Yes, I'm discussing Mitt Romney. And specifically, that for a candidate whose sole identity is one who will say anything to appeal to anyone, he is remarkably bad at avoiding saying things that easily blow up in his face. In Appleton, Wisconsin, in what Dave Weigel considers a general election speech, he said the following:
Workers should have the right to form unions, but unions should not be forced upon them. And unions should not have the power to take money out of their members’ paychecks to buy the support of politicians favored by the union bosses.
Yes, Mitt Romney is proposing to overturn Citizens United, for unions only. His arguments against Citizens United are vague, but two-fold. First, he suggests that unlimited spending of money that comes from a certain source is coercive. Second, the "buy the support of" suggests that unlimited spending creates at least an appearance of corruption.
Corporations, of course, spend the money earned by the workers, and indeed spend money that in some respect belongs to shareholders.
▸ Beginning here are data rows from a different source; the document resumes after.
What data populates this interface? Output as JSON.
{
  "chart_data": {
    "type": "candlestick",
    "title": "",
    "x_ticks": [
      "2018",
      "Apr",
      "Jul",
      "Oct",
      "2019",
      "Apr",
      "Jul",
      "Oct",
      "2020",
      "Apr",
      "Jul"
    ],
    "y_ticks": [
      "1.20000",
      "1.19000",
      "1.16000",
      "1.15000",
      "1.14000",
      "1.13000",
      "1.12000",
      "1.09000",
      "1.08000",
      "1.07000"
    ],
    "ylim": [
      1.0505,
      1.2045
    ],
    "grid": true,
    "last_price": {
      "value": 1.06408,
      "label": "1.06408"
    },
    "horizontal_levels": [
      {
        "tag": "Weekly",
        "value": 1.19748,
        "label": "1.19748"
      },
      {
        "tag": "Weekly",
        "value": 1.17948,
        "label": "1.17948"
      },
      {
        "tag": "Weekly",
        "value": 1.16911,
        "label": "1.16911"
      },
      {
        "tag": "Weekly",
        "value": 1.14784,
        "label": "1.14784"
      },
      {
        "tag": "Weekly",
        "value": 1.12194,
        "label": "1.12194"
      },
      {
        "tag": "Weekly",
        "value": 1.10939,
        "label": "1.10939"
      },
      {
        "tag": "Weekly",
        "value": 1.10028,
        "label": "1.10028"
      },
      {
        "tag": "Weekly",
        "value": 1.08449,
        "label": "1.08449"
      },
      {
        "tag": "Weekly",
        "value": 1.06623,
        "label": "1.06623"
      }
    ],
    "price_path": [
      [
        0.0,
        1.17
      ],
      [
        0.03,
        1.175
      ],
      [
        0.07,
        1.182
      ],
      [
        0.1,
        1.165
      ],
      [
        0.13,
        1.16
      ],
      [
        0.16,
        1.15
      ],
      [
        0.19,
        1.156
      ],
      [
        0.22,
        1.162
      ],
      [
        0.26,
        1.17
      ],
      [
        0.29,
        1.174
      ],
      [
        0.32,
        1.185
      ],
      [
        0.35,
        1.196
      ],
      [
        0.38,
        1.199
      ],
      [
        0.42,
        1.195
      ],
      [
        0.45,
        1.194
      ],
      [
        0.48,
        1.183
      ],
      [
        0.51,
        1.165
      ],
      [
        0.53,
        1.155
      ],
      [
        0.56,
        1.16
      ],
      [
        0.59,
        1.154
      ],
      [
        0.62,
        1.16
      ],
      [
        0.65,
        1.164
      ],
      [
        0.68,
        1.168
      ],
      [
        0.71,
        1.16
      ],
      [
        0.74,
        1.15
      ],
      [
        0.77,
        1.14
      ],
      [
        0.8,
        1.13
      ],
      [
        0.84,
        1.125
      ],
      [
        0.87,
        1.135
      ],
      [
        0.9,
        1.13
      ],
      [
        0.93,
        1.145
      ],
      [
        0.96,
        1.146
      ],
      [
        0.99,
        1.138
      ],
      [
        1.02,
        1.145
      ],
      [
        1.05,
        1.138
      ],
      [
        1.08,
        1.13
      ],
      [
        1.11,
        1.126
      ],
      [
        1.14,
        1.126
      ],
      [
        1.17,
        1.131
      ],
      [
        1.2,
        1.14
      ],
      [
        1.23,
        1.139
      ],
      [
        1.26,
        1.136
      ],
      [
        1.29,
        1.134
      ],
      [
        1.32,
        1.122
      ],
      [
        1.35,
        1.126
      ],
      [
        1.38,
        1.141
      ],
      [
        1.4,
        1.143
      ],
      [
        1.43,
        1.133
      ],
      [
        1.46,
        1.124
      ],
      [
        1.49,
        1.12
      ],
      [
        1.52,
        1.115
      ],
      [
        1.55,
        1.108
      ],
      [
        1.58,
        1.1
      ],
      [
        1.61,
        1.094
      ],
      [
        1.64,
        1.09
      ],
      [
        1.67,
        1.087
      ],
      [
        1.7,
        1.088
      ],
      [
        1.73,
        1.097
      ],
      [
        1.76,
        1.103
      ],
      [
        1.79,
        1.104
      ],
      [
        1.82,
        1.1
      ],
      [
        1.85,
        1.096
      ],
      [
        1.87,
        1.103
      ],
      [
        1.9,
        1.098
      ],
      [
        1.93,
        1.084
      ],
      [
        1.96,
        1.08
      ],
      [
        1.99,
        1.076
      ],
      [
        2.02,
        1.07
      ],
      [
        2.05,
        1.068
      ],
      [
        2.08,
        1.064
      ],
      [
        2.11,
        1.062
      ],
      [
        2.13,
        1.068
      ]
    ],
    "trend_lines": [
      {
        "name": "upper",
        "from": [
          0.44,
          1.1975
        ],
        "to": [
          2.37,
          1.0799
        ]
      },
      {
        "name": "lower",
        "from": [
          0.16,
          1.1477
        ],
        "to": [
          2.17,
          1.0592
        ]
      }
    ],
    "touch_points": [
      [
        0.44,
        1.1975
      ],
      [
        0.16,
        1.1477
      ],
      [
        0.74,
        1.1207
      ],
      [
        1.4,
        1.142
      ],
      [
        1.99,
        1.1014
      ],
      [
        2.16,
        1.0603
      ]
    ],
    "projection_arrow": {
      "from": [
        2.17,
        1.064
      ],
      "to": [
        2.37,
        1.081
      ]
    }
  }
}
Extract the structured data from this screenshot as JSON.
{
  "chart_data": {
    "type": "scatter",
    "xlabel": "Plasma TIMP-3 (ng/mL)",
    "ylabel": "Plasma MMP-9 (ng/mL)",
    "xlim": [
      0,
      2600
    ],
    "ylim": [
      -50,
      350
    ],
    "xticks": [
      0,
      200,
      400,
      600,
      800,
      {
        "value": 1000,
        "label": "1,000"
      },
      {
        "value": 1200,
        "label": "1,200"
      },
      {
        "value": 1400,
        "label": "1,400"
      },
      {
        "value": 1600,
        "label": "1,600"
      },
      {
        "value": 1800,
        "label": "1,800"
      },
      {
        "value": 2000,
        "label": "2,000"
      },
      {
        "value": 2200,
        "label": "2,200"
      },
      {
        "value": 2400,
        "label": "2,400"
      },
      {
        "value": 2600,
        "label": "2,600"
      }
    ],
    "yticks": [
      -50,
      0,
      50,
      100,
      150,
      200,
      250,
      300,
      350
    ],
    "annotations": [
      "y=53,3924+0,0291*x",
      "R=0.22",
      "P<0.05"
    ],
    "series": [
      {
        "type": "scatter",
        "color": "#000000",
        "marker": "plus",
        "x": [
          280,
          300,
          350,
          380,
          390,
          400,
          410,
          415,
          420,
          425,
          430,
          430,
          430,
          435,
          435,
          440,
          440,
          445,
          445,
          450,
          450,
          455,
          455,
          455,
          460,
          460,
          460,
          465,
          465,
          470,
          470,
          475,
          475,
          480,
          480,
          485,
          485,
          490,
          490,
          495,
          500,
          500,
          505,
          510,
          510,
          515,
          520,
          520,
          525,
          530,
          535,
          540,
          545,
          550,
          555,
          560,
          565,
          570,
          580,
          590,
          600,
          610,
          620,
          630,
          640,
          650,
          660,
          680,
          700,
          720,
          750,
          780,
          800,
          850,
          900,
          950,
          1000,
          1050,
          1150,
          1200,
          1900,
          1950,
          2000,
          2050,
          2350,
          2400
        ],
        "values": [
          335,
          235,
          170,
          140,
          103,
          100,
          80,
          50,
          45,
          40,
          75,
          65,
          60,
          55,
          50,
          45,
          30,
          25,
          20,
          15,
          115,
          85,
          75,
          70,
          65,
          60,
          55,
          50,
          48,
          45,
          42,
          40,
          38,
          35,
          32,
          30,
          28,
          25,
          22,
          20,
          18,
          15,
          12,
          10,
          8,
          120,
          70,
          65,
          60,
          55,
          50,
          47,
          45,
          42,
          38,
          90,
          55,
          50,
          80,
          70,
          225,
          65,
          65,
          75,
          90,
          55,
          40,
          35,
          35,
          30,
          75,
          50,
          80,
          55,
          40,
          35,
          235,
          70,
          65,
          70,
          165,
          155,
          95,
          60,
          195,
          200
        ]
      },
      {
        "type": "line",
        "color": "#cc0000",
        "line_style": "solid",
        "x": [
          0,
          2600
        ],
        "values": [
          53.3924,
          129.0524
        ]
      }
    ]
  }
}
That seems if anything more coercive than unions' spending to endorse a candidate some members might not like. (Romney doesn't know, or pretends not to know, that while non-union workers may receive the benefits of a collective bargaining contract, nobody is docked wages unless they join.)
And the corruption issue calls to mind the parable of a man pointing out the speck in his neighbor's eye while ignoring the log(-rolling) in his own.
I think at minimum Romney opened the door to much greater scrutiny of his own donors, and, at maximum, to a call that he should repudiate SuperPACs. If he did so, perhaps Rick Santorum would have won the nomination by now.
Still, the price Romney is paying for a cheap anti-union applause line is to reveal utter hypocrisy. They only way he isn't unprincipled is to treat being anti-labor as its own principle. Perhaps I've misjudged him.